1st Sunday of Christmas 2024 St Andrew’s Milngavie
Today we celebrated the First Sunday of Christmas accompanied by Abigail.
We were a good turn out and the church still looked very festive.
This Week
No prayer Group on Tuesday this week but there will be a service of Holy Communion on Thursday
Thursday 10am – Said Holy Communion followed by coffee in Friendship House
Readings for next Sunday – The Epiphany – Isaiah 60:1-6 Ephesians 3:1-12 Matthew 2:1-12
Today’s readings – 1 Samuel 2:18-20,26, Colossians 3:12-17, Luke 2:41-51
We all lose things at times: keys, phone, important papers, the list is endless. Its even worse when it’s the dog, that sinking feeling until he’s found. Of course, worse of all is losing a child. And that is exactly what happens in the gospel today, Mary and Joseph lose Jesus!
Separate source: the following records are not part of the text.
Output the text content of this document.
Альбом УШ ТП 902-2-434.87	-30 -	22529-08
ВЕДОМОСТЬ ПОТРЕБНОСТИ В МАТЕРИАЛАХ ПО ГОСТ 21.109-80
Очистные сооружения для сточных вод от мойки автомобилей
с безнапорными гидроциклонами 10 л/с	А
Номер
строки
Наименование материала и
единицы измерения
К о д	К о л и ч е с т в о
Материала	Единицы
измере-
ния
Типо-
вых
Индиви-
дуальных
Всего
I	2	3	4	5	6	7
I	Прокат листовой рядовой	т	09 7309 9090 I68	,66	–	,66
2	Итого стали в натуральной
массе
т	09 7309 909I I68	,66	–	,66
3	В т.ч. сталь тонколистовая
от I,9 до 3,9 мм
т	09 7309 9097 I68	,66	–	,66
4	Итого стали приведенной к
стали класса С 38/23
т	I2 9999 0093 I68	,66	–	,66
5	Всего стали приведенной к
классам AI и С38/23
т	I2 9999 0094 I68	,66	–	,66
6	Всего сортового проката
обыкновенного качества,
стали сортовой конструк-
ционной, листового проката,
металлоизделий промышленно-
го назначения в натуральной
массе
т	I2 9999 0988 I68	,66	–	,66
I always rather like this story in Luke because it’s the one story we have of Jesu’s childhood. Luke is the only Gospel writer to give us any information regarding Jesus’ early years. Perhaps as a doctor and an observer of life, he had a sense of the importance of the story and he chose this one incident because it reveals so much about the boy Jesus.
The story is set at the time of Feast of the Passover. Jewish law required every adult male living within 25 miles of Jerusalem to attend. Every male Jew, no matter where he lived, would take part in these high and holy days of Judaism if possible. Women were not required to go, but they often did.
It was on this occasion that Mary, Joseph on their return form Jerusalem after attending such a Feast discovered Jesus was missing. They then searched for three days for him, one can only imagine how upset and anxious they must have been!
But after searching they eventually found Jesus in the temple with the teachers. He was listening and asking questions.
This may seem unusual for a boy his age but by the time Jewish boys were five, they would have begun to read the Scriptures aloud, including Leviticus, the book of ceremonial laws that explained how devout Jews should perform their various religious observances. By the age of 12, they knew the Psalms and were instructed in the basics of Hebrew law and history, but Jesus’ understanding does appear to be extraordinary.
When Mary eventually finds Jesus, she naturally reacts, chastising Jesus for the distress Jesus had caused them. His response startled his parents. Perhaps they did not fully understand that Jesus was beginning to fulfil his vocation by exploring the scriptures with the teachers in the temple courts. In that place he asks, he answers, and he grows. Jesus astounds everyone with his understanding and wisdom.
So many of our readings at Christmas are focused on Mary, she is in many ways the star of the show, certainly the lead in any nativity play. But being the mother of Jesus was no easy calling. From her obedience of accepting the will of God at the annunciation to her bewilderment at the visit of the shepherds to the manger
“But Mary treasured up all these things and pondered them in her heart”.
Luke 2:19 we are told this in Luke’s gospel as the shepherds visit the manger and we wonder what Mary was thinking and feeling? exhaustion, emotion, relief, fear and anxiety. Who were these shepherds, she must have thought.
And then at 8 days old when Mary presents Jesus in the Temple as required by Jewish law, she meets Simeon, full of praise and adoration for the infant Jesus but then in the next breath a warning “and a sword will pierce your own soul too” a reference to the pain of motherhood, and a foretaste of the passion.
Today in the gospel we feel the angst and anguish that Mary and Joseph must have felt when they realised Jesus was missing, the fear experienced over the following three days as they searched for him. And then when they found him in the temple courts sitting among the teachers, listening to them and asking questions, they were astounded and once again Mary “treasured all these things in her heart” Luke 2:51
To be the mother of Jesus was an extraordinary calling.
The passage ends with Jesus saying it was important for him to be in his Father’s house. It is also important for us to be in God’s house because His Father’s house is our Father’s house too! It is a house of worship, a house of prayer, a house of peace, a house of love, a house of joy. What better place could there be for a child of God and us than to be in the Father’s house?